I asked, "Why was the 2 weeks so important? Are there any customers waiting for it? Is the company going to lose money? Why is the CTO saying one thing and you are saying something different?"

There was no clear answer to it. Turns out, the managers have designed a game where they assign percentage points for things completed by the end of the quarter. My manager was getting lower points because I was exercising caution - as requested by the CTO.

It is these BS management games that made me realize that the industry is broken beyond repair. I no longer hustle to make managers look good.

Quiet quitting on exploitation is a fair trade. I ain't sacrificing my personal life for BS games.

3 comments

Same here.

We're always getting mixed signals... "if you need to delay, delay. you're the best judge of that." And "we have commitments we have to hit at the end of the quarter."

Half of us can discern corporate messaging and half of us cannot (let us say).

The cynic, the street smart corporate bilinguist hears those two messages and understands plainly that only the latter is true.

The person who takes things at face value is perplexed: They have been told not to hurt themselves, but also told that if they hurt themselves the company will be pleased. How bizarre, to be told opposing requirements, and that half of people are not also perplexed.

> The cynic, the street smart corporate bilinguist hears those two messages and understands plainly that only the latter is true.

It is true that the only message you need to follow is the one said by your own manager (and their manager).
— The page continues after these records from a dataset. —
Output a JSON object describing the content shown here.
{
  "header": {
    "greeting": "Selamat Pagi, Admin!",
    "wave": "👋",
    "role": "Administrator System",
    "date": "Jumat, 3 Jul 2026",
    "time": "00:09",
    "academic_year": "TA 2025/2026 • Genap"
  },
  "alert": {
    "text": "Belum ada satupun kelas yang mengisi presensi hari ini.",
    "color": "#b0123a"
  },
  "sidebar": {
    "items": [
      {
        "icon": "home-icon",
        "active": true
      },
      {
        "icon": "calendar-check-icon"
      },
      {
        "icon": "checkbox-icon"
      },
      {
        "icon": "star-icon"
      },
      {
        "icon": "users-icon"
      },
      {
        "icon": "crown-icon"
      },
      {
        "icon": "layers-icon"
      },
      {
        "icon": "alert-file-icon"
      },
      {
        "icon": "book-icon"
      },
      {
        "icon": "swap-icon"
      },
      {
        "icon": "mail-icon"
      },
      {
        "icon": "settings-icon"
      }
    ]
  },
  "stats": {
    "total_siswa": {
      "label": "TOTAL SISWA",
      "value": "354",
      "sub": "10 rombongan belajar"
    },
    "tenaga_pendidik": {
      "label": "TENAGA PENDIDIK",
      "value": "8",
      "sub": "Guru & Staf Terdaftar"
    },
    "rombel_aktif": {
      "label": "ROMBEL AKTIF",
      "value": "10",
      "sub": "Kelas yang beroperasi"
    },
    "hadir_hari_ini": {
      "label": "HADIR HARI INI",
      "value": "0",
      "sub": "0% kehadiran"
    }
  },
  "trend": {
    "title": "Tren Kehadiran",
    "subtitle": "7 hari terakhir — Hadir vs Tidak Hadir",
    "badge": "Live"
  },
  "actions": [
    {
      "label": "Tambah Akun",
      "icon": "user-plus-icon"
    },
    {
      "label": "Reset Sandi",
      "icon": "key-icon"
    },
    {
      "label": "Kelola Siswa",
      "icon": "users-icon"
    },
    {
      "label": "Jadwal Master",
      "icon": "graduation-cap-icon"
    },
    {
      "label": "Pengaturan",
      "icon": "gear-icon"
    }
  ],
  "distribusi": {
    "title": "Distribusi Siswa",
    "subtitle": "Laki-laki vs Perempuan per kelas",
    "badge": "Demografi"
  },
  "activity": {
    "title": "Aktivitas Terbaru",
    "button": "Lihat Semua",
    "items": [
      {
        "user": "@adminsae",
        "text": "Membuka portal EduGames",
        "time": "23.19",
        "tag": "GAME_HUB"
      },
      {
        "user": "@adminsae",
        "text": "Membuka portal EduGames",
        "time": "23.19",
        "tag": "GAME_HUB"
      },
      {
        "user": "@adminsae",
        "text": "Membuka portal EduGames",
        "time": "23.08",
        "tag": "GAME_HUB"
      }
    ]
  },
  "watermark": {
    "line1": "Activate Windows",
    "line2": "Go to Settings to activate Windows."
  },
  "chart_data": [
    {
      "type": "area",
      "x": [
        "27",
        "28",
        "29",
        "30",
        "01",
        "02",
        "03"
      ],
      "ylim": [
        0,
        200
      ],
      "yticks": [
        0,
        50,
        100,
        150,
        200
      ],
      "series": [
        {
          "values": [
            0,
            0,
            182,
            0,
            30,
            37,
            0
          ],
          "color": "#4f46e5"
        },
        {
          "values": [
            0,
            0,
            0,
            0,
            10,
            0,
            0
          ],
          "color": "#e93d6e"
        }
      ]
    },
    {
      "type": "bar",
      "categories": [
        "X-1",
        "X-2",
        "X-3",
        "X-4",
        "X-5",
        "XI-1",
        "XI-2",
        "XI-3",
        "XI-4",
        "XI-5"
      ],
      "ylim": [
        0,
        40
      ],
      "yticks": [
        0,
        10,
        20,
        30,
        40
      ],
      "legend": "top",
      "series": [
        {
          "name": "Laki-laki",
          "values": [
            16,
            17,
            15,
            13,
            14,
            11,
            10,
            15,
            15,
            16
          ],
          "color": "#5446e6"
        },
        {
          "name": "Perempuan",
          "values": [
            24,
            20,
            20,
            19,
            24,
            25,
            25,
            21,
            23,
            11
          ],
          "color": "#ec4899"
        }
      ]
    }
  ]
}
But remember, if you follow the manager's message and something fails, this manager will throw YOU under the bus.

The real street smart corporate bilinguist recognizes that blindly following your management makes you vulnerable to become the sucker, fall-guy, doesn't-really-need-promotion-guy.

If your management is dishonest, the only real game out there is a game of dishonesty.

I hope you left that place in a hurry. And told them why. What an idiocy.
> And told them why

I didn't tell them directly since I knew I was being targeted. But I left breadcrumbs of truth within the team so that next time, someone else identifies this same pattern and calls them out again.

How do you make the leap from this one company doing stupid management nonsense - 100% accurate in this case, it sounds like - to "the industry is broken beyond repair?"